Let \(a,b,c >0\) be positive real numbers with \(abc \leq 1\). Prove that \[\frac{a}{c} + \frac{b}{a} + \frac{c}{b} \geq a+b+c.\]
From IMO 1999. Let \(n\geq 2\) be an integer. Determine the least possible constant \(C\) such that the inequality \[\sum_{1\leq i<j\leq n} x_ix_j(x_i^2 + x_j^2) \leq C(\sum_{1\leq i\leq n}x_i)^4\] holds for all non-negative real numbers \(x_i\). For this constant \(C\) find out when the equality holds.
Proposed by USA for IMO 1993. For positive real numbers \(a,b,c,d\) prove that \[\frac{a}{b+2c+3d} + \frac{b}{c+2d+3a} + \frac{c}{d+2a+3b} + \frac{d}{a+2b+3c} \geq \frac{2}{3}.\]
Prove the \(AM-GM\) inequality for positive real numbers \(a_1\), \(a_2\), ..., \(a_n\): \[\frac{a_1+a_2+...+a_n}{n}\geq \sqrt[n]{a_1a_2...a_n}.\]
Due to Paul Erdős. Each of the positive integers \(a_1\), \(a_2\), ..., \(a_n\) is less than \(1951\). The least common multiple of any two of these integers is greater than \(1951\). Prove that \[\frac{1}{a_1} + ... + \frac{1}{a_n} < 1+ \frac{n}{1951}.\]
Show that if \(1+2+\dots+n = \frac{n(n+1)}{2}\), then \(1+2+\dots+(n+1) = \frac{(n+1)((n+1)+1)}{2}\).
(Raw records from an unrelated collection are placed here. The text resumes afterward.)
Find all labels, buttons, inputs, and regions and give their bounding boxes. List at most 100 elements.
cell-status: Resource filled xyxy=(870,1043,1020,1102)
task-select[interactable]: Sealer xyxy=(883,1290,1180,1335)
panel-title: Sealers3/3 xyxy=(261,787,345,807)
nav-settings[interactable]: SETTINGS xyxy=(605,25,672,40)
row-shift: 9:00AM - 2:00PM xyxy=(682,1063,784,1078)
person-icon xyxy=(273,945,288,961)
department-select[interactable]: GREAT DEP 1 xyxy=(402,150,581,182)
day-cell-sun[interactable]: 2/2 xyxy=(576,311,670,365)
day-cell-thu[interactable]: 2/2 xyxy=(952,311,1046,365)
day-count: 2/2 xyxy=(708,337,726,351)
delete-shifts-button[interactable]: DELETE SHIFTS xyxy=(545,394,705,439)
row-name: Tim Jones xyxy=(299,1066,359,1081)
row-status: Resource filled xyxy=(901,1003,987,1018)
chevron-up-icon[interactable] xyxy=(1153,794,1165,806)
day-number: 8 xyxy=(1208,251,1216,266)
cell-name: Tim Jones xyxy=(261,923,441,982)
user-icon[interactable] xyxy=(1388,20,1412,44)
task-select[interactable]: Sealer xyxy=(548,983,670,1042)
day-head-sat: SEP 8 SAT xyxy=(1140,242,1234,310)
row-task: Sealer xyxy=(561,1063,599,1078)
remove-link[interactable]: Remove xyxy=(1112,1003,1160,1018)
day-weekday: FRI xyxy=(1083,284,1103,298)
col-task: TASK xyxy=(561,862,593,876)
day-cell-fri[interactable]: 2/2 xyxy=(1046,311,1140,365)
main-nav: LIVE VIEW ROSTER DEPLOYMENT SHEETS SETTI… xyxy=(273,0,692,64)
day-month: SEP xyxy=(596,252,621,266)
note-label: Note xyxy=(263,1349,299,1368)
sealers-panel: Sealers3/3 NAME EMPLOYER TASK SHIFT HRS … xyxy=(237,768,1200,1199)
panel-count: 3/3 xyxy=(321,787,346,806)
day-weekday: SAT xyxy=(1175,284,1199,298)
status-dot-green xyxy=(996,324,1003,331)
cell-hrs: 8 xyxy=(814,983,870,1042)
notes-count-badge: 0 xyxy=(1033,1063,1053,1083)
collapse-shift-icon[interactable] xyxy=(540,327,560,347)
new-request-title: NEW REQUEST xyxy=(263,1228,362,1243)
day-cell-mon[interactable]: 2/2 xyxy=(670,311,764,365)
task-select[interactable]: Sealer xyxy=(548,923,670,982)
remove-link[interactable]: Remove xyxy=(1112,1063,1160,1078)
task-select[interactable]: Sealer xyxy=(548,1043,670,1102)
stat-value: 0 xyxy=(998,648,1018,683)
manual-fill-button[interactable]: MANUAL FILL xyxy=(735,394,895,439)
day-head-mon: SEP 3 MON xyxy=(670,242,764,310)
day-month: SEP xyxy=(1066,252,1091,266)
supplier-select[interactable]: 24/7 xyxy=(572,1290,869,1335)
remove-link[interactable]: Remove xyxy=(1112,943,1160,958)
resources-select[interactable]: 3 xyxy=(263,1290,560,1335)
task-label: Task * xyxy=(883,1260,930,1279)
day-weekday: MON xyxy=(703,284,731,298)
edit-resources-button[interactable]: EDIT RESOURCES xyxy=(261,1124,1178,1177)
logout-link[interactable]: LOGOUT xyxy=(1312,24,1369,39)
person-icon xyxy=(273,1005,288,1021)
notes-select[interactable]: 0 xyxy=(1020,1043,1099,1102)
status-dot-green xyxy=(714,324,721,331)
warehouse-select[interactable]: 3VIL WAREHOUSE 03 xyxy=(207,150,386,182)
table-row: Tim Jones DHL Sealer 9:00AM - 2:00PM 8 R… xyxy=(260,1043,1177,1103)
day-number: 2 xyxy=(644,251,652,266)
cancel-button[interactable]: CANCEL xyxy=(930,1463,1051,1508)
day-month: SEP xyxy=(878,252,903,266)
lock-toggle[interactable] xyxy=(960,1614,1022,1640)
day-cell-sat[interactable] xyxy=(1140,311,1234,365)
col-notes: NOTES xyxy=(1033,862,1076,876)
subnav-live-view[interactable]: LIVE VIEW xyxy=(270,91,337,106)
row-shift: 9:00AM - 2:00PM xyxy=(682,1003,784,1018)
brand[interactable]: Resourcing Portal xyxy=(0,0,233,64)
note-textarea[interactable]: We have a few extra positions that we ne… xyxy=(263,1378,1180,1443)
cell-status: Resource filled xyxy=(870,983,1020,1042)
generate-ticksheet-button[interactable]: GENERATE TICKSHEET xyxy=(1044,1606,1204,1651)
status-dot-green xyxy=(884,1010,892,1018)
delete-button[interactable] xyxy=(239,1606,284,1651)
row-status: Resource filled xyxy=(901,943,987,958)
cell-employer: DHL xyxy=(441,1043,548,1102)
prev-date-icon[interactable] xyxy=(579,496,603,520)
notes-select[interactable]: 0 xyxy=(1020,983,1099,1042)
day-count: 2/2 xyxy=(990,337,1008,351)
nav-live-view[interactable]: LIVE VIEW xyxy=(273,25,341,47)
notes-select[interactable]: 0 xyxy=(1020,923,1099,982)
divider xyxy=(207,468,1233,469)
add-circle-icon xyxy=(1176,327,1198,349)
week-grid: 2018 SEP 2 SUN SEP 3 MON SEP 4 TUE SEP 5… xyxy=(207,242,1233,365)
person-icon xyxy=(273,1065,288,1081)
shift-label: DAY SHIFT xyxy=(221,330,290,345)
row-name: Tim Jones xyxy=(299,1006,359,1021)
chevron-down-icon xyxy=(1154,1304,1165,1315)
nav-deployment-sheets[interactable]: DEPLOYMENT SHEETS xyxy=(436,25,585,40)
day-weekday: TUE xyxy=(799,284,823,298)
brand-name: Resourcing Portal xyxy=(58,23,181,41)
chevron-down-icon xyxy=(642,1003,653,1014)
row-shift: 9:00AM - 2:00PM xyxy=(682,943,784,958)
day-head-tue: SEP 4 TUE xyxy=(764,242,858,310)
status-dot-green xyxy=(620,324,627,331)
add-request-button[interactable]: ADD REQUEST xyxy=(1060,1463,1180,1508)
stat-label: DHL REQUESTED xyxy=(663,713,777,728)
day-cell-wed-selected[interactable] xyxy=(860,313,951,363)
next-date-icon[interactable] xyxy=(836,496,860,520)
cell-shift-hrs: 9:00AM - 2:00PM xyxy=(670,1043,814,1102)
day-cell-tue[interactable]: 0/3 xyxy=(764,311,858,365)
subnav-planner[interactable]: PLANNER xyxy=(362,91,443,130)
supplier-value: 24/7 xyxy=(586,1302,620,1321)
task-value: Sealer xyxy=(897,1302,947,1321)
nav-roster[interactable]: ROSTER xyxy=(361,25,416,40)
Show that \(1+2+\dots+n = \frac{n(n+1)}{2}\) for every natural number \(n\).
Show that if \(1+2^1+2^2+\dots+2^{10} = 2^{11} - 1\), then \(1+2^1+2^2+\dots+2^{11} = 2^{12} - 1\).
Show that \(1+2^1+2^2+\dots+2^n = 2^{n+1} - 1\) for every natural number \(n\).
What is wrong with the following proof that “all rulers have the same length" using induction?
Base case: suppose that we have one ruler, then clearly it clearly has the same length as itself.
Assume that any \(n\) rulers have the same length for the induction hypothesis. If we have \(n+1\) rulers, the first \(n\) ruler have the same length by the induction hypothesis, and the last \(n\) rulers have the same length also by induction hypothesis. The last ruler has the same length as the middle \(n-1\) rulers, so it also has the same length as the first ruler. This means all \(n+1\) rulers have the same length.
By the principle of mathematical induction, all rulers have the same length.